La foi en la raison absolue

« La religion est raisonnable ; voilà ce qu’il faut dire à la philosophie. La raison est sainte ; voilà ce qu’il faut dire à l’Eglise.

La foi n’est autre chose que la confiance raisonnable dans cette unité de la raison et dans cette universalité du Verbe.

Croire, c’est acquiescer à ce qu’on ne sait pas encore, mais à ce que la raison nous rend sûrs d’avance de savoir, ou du moins de reconnaître un jour.

La croyance aveugle et aventurée, c’est la superstition et la folie. Il faut croire aux causes dont la raison nous force d’admettre l’existence d’après le témoignage des effets connus et appréciés par la science.

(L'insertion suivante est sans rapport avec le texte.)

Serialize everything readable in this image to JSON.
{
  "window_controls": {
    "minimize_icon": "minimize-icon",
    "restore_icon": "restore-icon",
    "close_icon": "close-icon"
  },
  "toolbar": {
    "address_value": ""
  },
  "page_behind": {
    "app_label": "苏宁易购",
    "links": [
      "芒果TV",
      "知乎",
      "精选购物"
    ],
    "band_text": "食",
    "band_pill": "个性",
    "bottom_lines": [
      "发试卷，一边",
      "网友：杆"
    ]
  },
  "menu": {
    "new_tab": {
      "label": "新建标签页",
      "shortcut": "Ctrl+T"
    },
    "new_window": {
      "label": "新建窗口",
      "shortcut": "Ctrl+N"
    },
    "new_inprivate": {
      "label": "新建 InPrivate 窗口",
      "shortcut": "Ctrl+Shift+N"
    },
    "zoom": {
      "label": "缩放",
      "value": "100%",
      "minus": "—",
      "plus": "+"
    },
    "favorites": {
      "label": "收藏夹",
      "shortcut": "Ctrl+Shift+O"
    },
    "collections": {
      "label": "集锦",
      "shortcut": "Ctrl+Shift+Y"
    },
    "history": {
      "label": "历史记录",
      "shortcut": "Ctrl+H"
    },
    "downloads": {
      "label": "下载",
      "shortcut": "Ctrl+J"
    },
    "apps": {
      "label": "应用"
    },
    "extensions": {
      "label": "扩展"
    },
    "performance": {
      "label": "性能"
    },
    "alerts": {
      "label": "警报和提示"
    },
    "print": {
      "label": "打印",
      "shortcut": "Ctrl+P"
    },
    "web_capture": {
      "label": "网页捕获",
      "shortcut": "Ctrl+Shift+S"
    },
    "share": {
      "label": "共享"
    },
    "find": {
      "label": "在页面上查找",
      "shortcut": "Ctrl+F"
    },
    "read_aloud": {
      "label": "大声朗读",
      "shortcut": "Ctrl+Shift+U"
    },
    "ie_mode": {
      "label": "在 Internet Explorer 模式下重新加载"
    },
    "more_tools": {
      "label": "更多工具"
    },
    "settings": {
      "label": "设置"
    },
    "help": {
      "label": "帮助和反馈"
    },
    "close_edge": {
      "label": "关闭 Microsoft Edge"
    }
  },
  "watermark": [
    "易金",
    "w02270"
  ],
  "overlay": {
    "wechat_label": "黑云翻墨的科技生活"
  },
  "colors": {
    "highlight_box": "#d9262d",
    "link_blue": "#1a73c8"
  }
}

Qu’est-ce que la science ? La science, c’est la possession absolue et complète de la vérité. Aussi les sages de tous les siècles ont-ils tremblé devant ce mot absolu et terrible ; et au lieu du mot science, ils ont adopté celui de gnose, qui exprime l’idée de connaissance par intuition. »

Eliphas Lévi, Dogme de Haute Magie

La position défendue par Eliphas Lévi dans ce passage est celle de l’ésotérisme en général en confrontation à la foi : nous pourrions citer bon nombre d’auteurs défendant la même thèse dans des termes analogues.

En fait, notre auteur confond grossièrement foi et croyance, ce dernier terme étant entendu comme une connaissance vague, préscientifique, dont on ne peut pas rendre compte rationnellement. Une telle connaissance approximative pourrait tout au plus être tolérée temporairement en attendant une explication rationnelle qui seule peut justifier notre adhésion.

Une vie construite sur la croyance, serait à dénoncer comme indigne de l’homme, créé être de raison et par conséquent capable d’accéder à la science. Le choix délibéré de demeurer dans les ténèbres de la croyance, alors que la lumière de la raison nous est offerte, relèverait de la « superstition » ou de la « folie ».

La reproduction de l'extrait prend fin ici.